On Tuesday morning, Panay showed off the Lumia 950 and 950 XL -- two new smartphones built to take advantage of those features in Windows 10 Mobile and serve as Microsoft's flagship phones for its smartphone platforms. It's good news for Windows on mobile devices, since Microsoft's smartphone lineup has been lacking a standard-bearing phone for over a year. 

That's all well and good, but Windows smartphones can't succeed on Panay's excitement alone. Microsoft still has to contend with the platform's floundering app ecosystem. Earlier in the presentation, Corporate Vice President Terry Myerson happily told the crowd that Facebook had agreed to release a new version of its main app for Windows 10, along with refreshed versions of Messenger and Instagram. One of the potential benefits for Windows users of Microsoft's patent deal with Google last week is that Windows Phone may finally get a Google-built YouTube app. 

Those are clear examples of how dire the app situation is on Windows smartphones. Right now the platform is lacking key apps like Snapchat, and those apps from popular companies that Windows Phone does have, like Twitter and Facebook, are usually woefully behind their iOS and Android counterparts when it comes to features. 

Still, Microsoft has managed to pull off a transformation like the one it needs in mobile before. The company's Surface line went from a punchline to a billion-dollar business over the past three years, with its competitors racing to copy Microsoft's design of a tablet with a detachable keyboard. The Surface Pro line kicked off a whole market of 2-in-1 portables which can be used as both tablets and laptops, and has proven massively popular.

It always comes back to the apps, though, and that's where the two markets diverge. One of the advantages the Surface Pro 3 has is that it's able to run Windows desktop apps, which is a much broader set of programs than those just available through the Windows Store. 
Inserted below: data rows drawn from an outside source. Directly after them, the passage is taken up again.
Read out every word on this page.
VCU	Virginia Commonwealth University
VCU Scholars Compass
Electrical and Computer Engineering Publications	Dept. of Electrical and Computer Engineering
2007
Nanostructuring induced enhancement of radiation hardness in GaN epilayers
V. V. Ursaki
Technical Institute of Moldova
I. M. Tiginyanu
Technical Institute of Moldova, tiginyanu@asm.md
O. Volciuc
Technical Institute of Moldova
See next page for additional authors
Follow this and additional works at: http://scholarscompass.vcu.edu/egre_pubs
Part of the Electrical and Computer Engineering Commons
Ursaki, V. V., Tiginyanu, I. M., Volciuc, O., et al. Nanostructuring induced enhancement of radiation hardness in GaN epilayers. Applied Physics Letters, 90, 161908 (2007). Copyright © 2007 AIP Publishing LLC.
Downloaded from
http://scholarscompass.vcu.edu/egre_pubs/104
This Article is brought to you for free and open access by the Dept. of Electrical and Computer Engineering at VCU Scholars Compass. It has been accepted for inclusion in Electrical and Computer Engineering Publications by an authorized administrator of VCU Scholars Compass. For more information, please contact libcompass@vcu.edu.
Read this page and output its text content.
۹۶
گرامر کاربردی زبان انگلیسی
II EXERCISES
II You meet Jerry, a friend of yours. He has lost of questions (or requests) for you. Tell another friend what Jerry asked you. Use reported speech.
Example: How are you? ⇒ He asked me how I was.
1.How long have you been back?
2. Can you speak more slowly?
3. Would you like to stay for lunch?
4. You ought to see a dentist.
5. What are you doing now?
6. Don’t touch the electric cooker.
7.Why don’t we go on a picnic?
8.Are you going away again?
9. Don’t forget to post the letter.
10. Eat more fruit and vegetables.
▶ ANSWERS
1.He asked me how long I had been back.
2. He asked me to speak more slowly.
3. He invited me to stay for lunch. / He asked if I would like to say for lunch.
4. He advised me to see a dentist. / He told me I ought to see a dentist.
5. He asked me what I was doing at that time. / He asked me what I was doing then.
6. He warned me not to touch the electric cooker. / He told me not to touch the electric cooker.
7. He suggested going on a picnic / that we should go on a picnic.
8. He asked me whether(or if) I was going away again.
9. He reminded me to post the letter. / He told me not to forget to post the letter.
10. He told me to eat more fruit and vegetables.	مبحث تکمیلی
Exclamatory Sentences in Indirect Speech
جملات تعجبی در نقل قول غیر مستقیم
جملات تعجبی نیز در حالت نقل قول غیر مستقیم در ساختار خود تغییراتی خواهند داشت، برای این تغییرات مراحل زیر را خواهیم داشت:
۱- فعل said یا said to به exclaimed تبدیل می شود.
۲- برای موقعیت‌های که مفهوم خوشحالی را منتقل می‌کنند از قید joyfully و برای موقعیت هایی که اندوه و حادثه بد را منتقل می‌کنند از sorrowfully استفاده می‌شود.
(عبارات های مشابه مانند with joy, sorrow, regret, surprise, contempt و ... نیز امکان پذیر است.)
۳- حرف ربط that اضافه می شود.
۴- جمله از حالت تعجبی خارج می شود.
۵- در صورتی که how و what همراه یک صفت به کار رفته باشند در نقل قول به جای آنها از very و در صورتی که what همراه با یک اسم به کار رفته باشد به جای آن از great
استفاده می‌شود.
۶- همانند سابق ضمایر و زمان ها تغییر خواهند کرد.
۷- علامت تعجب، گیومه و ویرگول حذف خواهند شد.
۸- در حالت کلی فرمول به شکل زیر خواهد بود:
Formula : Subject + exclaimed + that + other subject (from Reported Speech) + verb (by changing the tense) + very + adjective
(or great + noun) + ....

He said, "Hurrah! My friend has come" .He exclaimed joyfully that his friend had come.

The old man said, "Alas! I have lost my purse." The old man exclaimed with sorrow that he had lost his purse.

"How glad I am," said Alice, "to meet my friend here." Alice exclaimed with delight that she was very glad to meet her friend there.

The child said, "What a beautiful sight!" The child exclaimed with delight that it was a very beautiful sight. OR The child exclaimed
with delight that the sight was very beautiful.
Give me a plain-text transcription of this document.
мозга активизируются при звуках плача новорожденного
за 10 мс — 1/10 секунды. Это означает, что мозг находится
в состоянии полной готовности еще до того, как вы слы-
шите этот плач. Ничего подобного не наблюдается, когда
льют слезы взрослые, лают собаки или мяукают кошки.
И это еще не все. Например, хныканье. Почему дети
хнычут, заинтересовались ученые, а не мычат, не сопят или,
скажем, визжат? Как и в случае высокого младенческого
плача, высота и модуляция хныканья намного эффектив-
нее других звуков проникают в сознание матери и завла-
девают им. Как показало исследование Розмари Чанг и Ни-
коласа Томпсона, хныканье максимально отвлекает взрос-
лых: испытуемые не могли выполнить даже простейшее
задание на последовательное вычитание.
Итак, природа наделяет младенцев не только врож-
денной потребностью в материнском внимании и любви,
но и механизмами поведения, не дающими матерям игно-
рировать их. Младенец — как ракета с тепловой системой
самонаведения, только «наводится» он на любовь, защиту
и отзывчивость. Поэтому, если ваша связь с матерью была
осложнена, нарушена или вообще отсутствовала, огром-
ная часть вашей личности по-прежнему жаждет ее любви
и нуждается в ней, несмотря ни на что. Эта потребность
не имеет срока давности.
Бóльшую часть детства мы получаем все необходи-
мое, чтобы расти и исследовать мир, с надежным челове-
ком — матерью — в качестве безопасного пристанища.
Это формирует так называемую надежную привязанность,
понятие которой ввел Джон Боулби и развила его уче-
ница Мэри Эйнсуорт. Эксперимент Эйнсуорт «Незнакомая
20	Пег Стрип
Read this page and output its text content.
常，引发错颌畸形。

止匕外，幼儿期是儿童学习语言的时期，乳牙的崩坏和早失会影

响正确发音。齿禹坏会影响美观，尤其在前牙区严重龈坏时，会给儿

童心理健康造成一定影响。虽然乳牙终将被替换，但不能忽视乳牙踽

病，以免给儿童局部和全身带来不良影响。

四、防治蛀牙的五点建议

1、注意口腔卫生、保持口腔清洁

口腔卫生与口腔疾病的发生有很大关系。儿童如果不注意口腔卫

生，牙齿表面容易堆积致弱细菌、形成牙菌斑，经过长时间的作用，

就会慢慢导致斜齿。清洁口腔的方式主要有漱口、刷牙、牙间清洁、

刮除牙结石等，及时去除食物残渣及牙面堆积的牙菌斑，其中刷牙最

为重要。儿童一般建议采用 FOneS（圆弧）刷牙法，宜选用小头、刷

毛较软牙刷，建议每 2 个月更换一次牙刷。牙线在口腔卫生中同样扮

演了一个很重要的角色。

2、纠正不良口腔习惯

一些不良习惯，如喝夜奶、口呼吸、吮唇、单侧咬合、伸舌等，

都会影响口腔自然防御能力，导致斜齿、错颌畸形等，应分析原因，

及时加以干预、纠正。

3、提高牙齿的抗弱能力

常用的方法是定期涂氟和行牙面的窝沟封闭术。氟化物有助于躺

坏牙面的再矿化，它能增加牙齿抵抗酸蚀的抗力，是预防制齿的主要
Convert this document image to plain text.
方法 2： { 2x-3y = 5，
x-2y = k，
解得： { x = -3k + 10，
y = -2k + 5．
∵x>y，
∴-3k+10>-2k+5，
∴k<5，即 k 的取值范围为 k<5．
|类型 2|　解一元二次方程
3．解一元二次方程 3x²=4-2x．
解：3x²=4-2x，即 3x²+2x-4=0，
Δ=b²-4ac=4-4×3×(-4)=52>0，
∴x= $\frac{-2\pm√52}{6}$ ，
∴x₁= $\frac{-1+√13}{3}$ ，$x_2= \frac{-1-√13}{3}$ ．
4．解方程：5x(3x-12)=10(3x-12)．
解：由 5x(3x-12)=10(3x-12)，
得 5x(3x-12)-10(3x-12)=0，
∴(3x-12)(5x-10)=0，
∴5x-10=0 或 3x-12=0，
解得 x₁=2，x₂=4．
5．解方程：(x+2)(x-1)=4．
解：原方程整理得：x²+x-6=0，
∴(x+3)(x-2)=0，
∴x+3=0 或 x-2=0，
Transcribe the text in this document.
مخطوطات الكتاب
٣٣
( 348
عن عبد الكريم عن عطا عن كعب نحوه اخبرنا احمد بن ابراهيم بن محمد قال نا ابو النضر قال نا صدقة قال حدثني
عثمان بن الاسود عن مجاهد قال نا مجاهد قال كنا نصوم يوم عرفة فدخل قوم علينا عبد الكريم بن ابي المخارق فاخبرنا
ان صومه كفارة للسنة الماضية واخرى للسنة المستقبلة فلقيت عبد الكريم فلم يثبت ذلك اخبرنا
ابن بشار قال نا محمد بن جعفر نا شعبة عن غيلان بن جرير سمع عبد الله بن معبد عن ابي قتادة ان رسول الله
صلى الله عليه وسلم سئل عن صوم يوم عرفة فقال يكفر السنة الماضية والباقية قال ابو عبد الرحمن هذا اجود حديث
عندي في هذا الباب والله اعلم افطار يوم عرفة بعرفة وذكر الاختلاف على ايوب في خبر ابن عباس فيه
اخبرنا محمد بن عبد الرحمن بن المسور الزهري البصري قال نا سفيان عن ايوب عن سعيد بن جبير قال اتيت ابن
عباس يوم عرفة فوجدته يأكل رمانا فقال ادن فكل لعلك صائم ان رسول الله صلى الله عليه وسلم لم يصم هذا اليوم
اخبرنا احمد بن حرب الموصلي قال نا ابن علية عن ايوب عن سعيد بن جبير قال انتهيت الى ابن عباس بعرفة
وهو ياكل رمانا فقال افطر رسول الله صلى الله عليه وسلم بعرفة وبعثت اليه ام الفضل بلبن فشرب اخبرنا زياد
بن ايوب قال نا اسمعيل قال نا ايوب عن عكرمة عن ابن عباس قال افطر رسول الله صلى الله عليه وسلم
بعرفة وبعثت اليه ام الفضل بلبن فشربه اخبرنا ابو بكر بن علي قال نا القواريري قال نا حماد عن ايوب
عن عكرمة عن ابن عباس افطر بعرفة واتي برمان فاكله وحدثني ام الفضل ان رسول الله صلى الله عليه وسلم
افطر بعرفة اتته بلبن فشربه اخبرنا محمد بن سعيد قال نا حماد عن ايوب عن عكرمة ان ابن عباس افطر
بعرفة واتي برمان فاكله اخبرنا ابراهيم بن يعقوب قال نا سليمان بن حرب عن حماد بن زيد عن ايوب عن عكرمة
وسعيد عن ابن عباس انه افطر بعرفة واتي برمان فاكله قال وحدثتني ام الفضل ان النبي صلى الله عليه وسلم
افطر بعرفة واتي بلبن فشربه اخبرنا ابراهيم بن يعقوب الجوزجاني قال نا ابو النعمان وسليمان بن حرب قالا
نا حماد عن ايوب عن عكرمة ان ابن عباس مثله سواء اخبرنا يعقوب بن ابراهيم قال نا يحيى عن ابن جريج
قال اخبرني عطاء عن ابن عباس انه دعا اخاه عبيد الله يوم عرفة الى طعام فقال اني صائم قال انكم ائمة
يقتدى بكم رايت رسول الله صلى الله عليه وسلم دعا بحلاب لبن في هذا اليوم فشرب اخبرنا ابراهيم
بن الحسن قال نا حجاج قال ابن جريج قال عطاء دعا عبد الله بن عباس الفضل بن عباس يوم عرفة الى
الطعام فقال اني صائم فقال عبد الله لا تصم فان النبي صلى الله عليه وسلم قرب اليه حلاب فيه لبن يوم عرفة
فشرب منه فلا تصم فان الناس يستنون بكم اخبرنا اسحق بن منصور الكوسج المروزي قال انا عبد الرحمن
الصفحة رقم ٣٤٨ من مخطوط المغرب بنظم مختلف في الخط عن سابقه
Meanwhile, there's another issue: Microsoft isn't producing as broad a range of phones as Nokia used to. The company seems to be banking on third-party handset manufacturers to pick up some of the slack, which is a difficult proposition. After all, those are the same handset makers Microsoft implicitly snubbed when it bought Nokia's devices and services business, and building Windows phones doesn't seem like a great path toward massive sales. Ultimately, it remains to be seen just what Microsoft can do in a very competitive, crowded market.